Sappiamo quindi che, quando parliamo della vita, dobbiamo anche fare i conti con la morte. Con la morte degli altri e con la nostra stessa morte. Infatti possiamo chiederci: che senso avrebbe questionare sul tempo se fossimo immortali? Ciò spiega l’angoscia per il tempo che scorre, le nostre paure e i nostri dubbi per il futuro, le nostre ipocrisie e i nostri nascondimenti nel gestire le priorità. Contemporaneamente spiega la tensione affinché ogni momento della vita abbia un gusto saporoso e, forse, chiarisce l’anelito ai mondi possibili e la nostalgia perenne per la loro perdita (o irrealizzabilità). Inoltre la morte accompagna non solo la fine della vita, ma ogni suo momento, perché il bambino deve “morire” perché “nasca” l’adulto e ogni esperienza deve finire per lasciar posto ad un’altra.

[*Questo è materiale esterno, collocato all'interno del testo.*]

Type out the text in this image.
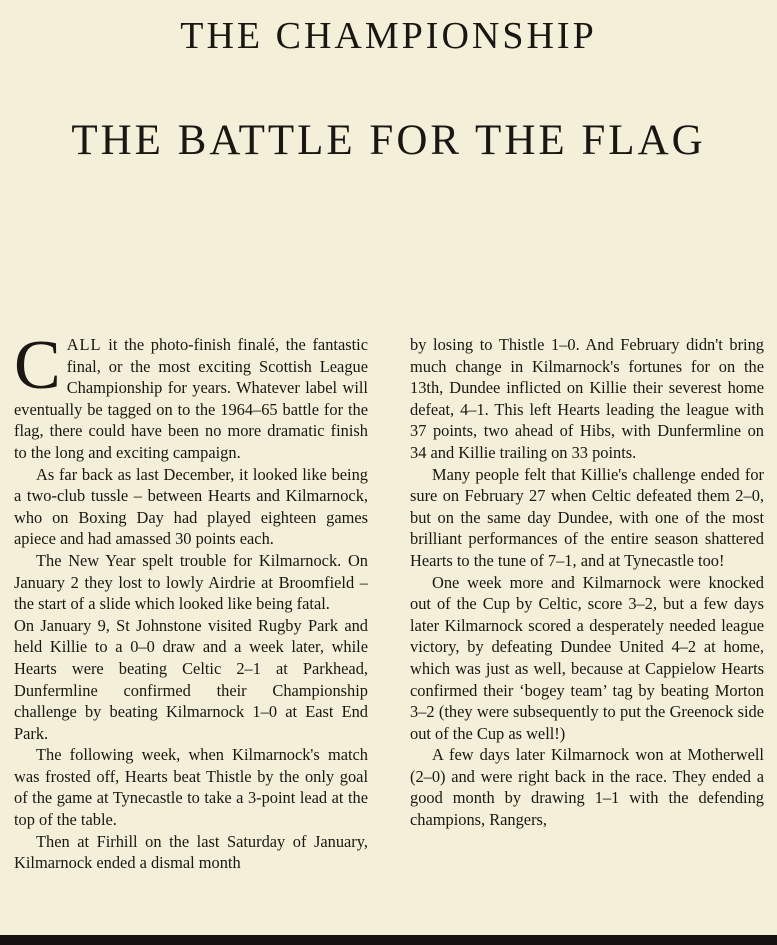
THE CHAMPIONSHIP
THE BATTLE FOR THE FLAG

CALL it the photo-finish finalé, the fantastic final, or the most exciting Scottish League Championship for years. Whatever label will eventually be tagged on to the 1964–65 battle for the flag, there could have been no more dramatic finish to the long and exciting campaign.

As far back as last December, it looked like being a two-club tussle – between Hearts and Kilmarnock, who on Boxing Day had played eighteen games apiece and had amassed 30 points each.

The New Year spelt trouble for Kilmarnock. On January 2 they lost to lowly Airdrie at Broomfield – the start of a slide which looked like being fatal.

On January 9, St Johnstone visited Rugby Park and held Killie to a 0–0 draw and a week later, while Hearts were beating Celtic 2–1 at Parkhead, Dunfermline confirmed their Championship challenge by beating Kilmarnock 1–0 at East End Park.

The following week, when Kilmarnock's match was frosted off, Hearts beat Thistle by the only goal of the game at Tynecastle to take a 3-point lead at the top of the table.

Then at Firhill on the last Saturday of January, Kilmarnock ended a dismal month

by losing to Thistle 1–0. And February didn't bring much change in Kilmarnock's fortunes for on the 13th, Dundee inflicted on Killie their severest home defeat, 4–1. This left Hearts leading the league with 37 points, two ahead of Hibs, with Dunfermline on 34 and Killie trailing on 33 points.

Many people felt that Killie's challenge ended for sure on February 27 when Celtic defeated them 2–0, but on the same day Dundee, with one of the most brilliant performances of the entire season shattered Hearts to the tune of 7–1, and at Tynecastle too!

One week more and Kilmarnock were knocked out of the Cup by Celtic, score 3–2, but a few days later Kilmarnock scored a desperately needed league victory, by defeating Dundee United 4–2 at home, which was just as well, because at Cappielow Hearts confirmed their ‘bogey team’ tag by beating Morton 3–2 (they were subsequently to put the Greenock side out of the Cup as well!)

A few days later Kilmarnock won at Motherwell (2–0) and were right back in the race. They ended a good month by drawing 1–1 with the defending champions, Rangers,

In sintesi, il tempo non è fuori di noi, come fosse una realtà a sé stante, o un oggetto, non è neppure dentro di noi: è il complesso di forme con cui rappresentiamo a noi stessi il nostro avere come dimora la vita. La gestione del tempo, sia per l’individuo che per l’organizzazione, letta in questa prospettiva, non coincide più con l’uso di una risorsa, ma è il disvelamento dei paradigmi di uomo e di vita che stanno dietro le varie forme rappresentative del tempo.

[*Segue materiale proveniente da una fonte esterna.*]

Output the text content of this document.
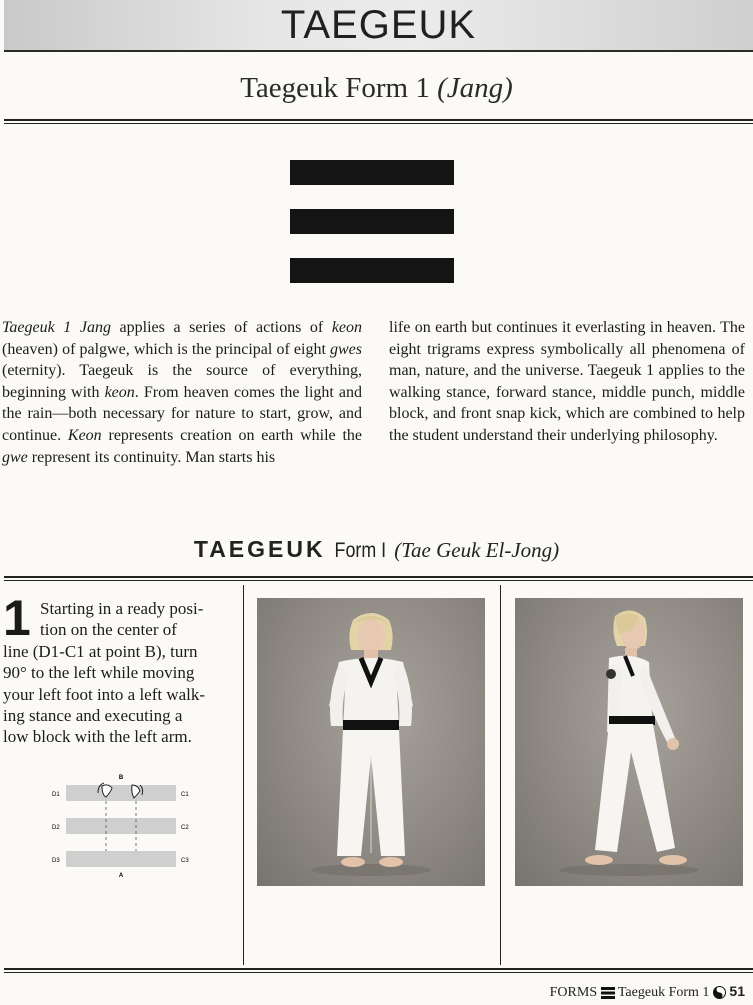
TAEGEUK
Taegeuk Form 1 (Jang)

Taegeuk 1 Jang applies a series of actions of keon (heaven) of palgwe, which is the principal of eight gwes (eternity). Taegeuk is the source of everything, beginning with keon. From heaven comes the light and the rain—both necessary for nature to start, grow, and continue. Keon represents creation on earth while the gwe represent its continuity. Man starts his

life on earth but continues it everlasting in heaven. The eight trigrams express symbolically all phenomena of man, nature, and the universe. Taegeuk 1 applies to the walking stance, forward stance, middle punch, middle block, and front snap kick, which are combined to help the student understand their underlying philosophy.

TAEGEUK Form I (Tae Geuk El-Jong)
1 Starting in a ready posi-
tion on the center of
line (D1-C1 at point B), turn
90° to the left while moving
your left foot into a left walk-
ing stance and executing a
low block with the left arm.
B
A
D1
D2
D3
C1
C2
C3
FORMS Taegeuk Form 1 51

Tali considerazioni forse non danno una risposta alle domande poste all’inizio, ma come mettere il punto fine ad un argomento così enigmatico, così intrecciato con la nostra vita? Lasciamo la parola ad un autore che con sguardo disincantato ha osservato la vita e ci ha lasciato una lettura tutta sua del tempo che passa: ” L’orologio lo ebbi e assai presto. Me lo regalò la mia madrina di battesimo, che stava a Lugano. […] …dopo un paio di settimane l’orologio, che chissà quali colpi aveva preso in guerra, con altri colpi che gli diedi io, si fermò. […] Ereditai altri orologi in seguito, di poco prezzo, finché a trent’anni ne comperai uno d’oro molto elegante, ma con una cassa leggerissima, proprio un velo di metallo, che finì col consumarsi e bucarsi come una calza. Dal buco entrò la polvere, e forse l’acqua, che lo guastò.
Da allora ne ebbi degli ottimi, d’ogni qualità, sempre in regalo, più che graditi, ma arrivati tardi, quando il tempo da misurare non era più quello degli anni felici e spensierati5″.

[1] Per un approfondimento si veda U. Galimberti, Gli equivoci dell’anima, Feltrinelli, Milano 1987.
[2] Ad una trattazione sistematica della tematica temporale nell’organizzazione è dedicato Il Tempo , di Luciano Pero, in Manuale di Organizzazione Aziendale, vol. II, a cura di G. Costa e R. Nacamulli, Utet, Torino 1997.
[3] P. Reale, La psicologia del tempo, Boringhieri, Torino 1982.
[4] Ivi, pag. 164.
[5] P. Chiara, Ora ti conto un fatto, Mondadori, 1980, pag. 55 e sgg.